New Hampshire Law Protects Patient Access to Rx Opioids

By Pat Anson PNN Editor

Patient advocates around the country are looking with keen interest at a new law in New Hampshire that stipulates chronic pain patients should have access to opioid medication if it improves their physical function and quality of life.

HB 1639 was signed into law by Gov. Chris Sununu late last month. It amends state law to add some key provisions that protect the rights of both pain patients and their doctors.

Under the law, physicians and pharmacists are required to consider the “individualized needs” of pain patients, treat them with dignity, and ensure that they are “not unduly denied the medications needed to treat their conditions."   

Since the CDC’s controversial opioid prescribing guideline was released in 2016, dozens of states have adopted laws and policies that restrict the prescribing of opioids to the CDC’s recommended daily limit of 90 MME (Morphine Milligram Equivalent). Doctors who exceed that dose often come under the scrutiny of law enforcement and some pharmacists have stopped filling their prescriptions. As a result, millions of patients have been tapered to lower doses or cut off from opioids altogether, causing withdrawal, poorly treated pain and increased disability.  

Under the New Hampshire law, “all decisions” regarding treatment are to be made by the treating practitioner, who is required to treat chronic pain “without fear of reprimand or discipline.” Doctors in the state are also allowed to exceed the MME limit, provided the dose is “the lowest amount necessary to control pain” and there are no signs of a patient abusing their opioid medication.

“Ordering, prescribing, dispensing, administering, or paying for controlled substances, including opioid analgesics, shall not in any way be pre-determined by specific Morphine Milligram Equivalent (MME) guidelines.

For those patients who experience chronic illness or injury and resulting chronic pain who are on a managed and monitored regimen of opioid analgesic treatment and have increased functionality and quality of life as a result of said treatment, treatment shall be continued if there remains no indication of misuse or diversion.”

Importantly, the new law broadly defines chronic pain to include any pain that is intractable, high impact, episodic or relapsing — meaning the pain doesn’t have to be continuous.

“This innovative new law is historic in that it states that controlled substances, including opioids, can't be pre-determined by specific morphine milligram equivalents,” says Dr.
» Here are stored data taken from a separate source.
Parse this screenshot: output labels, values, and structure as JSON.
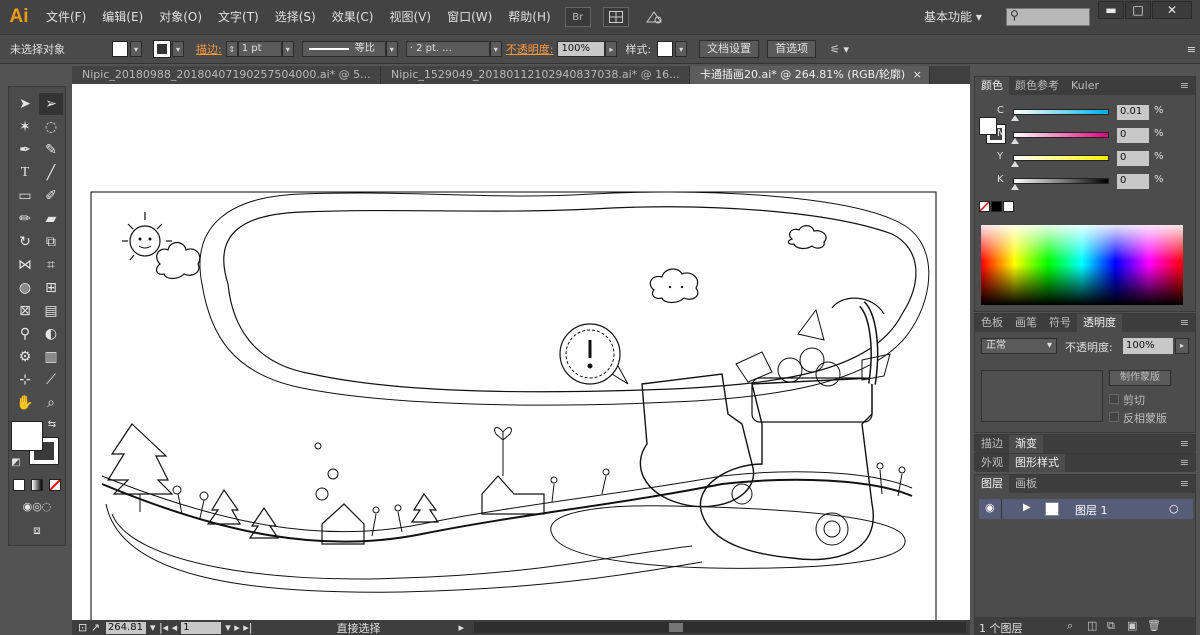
{
  "app": {
    "logo": "Ai",
    "menu": [
      "文件(F)",
      "编辑(E)",
      "对象(O)",
      "文字(T)",
      "选择(S)",
      "效果(C)",
      "视图(V)",
      "窗口(W)",
      "帮助(H)"
    ],
    "bridge_icon": "Br",
    "workspace": "基本功能",
    "search_icon": "search-icon"
  },
  "control": {
    "selection_status": "未选择对象",
    "stroke_label": "描边:",
    "stroke_weight": "1 pt",
    "stroke_profile": "等比",
    "brush_value": "· 2 pt. ...",
    "opacity_label": "不透明度:",
    "opacity_value": "100%",
    "style_label": "样式:",
    "document_setup": "文档设置",
    "preferences": "首选项"
  },
  "tabs": [
    {
      "label": "Nipic_20180988_20180407190257504000.ai* @ 5...",
      "close": "×"
    },
    {
      "label": "Nipic_1529049_20180112102940837038.ai* @ 16...",
      "close": "×"
    },
    {
      "label": "卡通插画20.ai* @ 264.81% (RGB/轮廓)",
      "close": "×"
    }
  ],
  "status": {
    "zoom": "264.81",
    "page": "1",
    "tool_name": "直接选择"
  },
  "color_panel": {
    "tabs": [
      "颜色",
      "颜色参考",
      "Kuler"
    ],
    "channels": [
      {
        "label": "C",
        "value": "0.01",
        "pct": "%",
        "color": "#00aee8"
      },
      {
        "label": "M",
        "value": "0",
        "pct": "%",
        "color": "#e5007f"
      },
      {
        "label": "Y",
        "value": "0",
        "pct": "%",
        "color": "#fff000"
      },
      {
        "label": "K",
        "value": "0",
        "pct": "%",
        "color": "#000000"
      }
    ]
  },
  "transparency_panel": {
    "tabs": [
      "色板",
      "画笔",
      "符号",
      "透明度"
    ],
    "mode": "正常",
    "opacity_label": "不透明度:",
    "opacity_value": "100%",
    "make_mask": "制作蒙版",
    "clip": "剪切",
    "invert_mask": "反相蒙版"
  },
  "stroke_panel": {
    "tabs": [
      "描边",
      "渐变"
    ]
  },
  "appearance_panel": {
    "tabs": [
      "外观",
      "图形样式"
    ]
  },
  "layers_panel": {
    "tabs": [
      "图层",
      "画板"
    ],
    "layer_name": "图层 1",
    "footer": "1 个图层"
  }
}
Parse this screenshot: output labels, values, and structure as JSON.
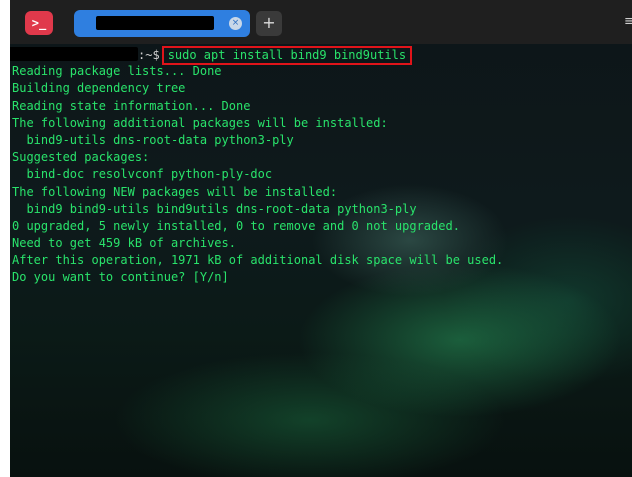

Forest Tennant, a retired pain management specialist in California. “The law specifically states that patients can't be unduly denied the medications needed to treat their conditions. This point can't be over-emphasized.”

Another provision of the law requires that a diagnosis of chronic pain made by a physician anywhere in the U.S. that is supported by written documentation should be considered adequate proof that a patient has chronic pain. That part of the law is intended to make it easier for out-of-state pain patients to get treatment in New Hampshire.      

The law is the result of two years of lobbying by a small group of patient advocates known as the New Hampshire Pain Collaborative, which worked closely with state Sens. John Reagan and Tom Sherman in drafting the legislation. Key provisions eventually became part of the healthcare omnibus bill that won bipartisan support in the New Hampshire Senate and House of Representatives, and was signed into law by Governor Sununu.

Bill Murphy, a member of the Pain Collaborative, made this video to help other patients and advocates create similar legislation in their states:

“I would like to say a big congrats to all who worked on that project! Isn't it amazing what you can accomplish when you all work together?” said Donna Corley, director of the Arachnoiditis Society for Awareness and Prevention (ASAP), a patient advocacy group.

“Many patients aren't aware of just how important this bill truly is. This should have been enacted and should be implemented in every state in the United States to help secure safe, and reliable pain care treatment for all patients who suffer chronic pain in the United States. To be able to have diagnoses from other states and it be accepted by your doctor is phenomenal as well.”

“All concerned parties need to salute and follow suit of the New Hampshire law,” Dr. Tennant said in an email to PNN. “The tragedy of the recent over-reach to control opioid abuse, diversion, and overdoses has caused immense suffering for legitimate, chronic pain patients, an epidemic of suicides among deprived pain patients, and the forced retirement of many worthy physicians (including yours truly). All this ugliness would have been prevented with the New Hampshire law.”

According to the CDC, New Hampshire physicians wrote 46.1 opioid prescriptions for every 100 persons in 2018. That’s well below that national average of 51.4 prescriptions. That same year, 412 people died of drug overdoses in New Hampshire, the vast majority of them involving synthetic opioids such as illicit fentanyl and other street drugs.  Only 43 of those 412 deaths involved a prescription opioid.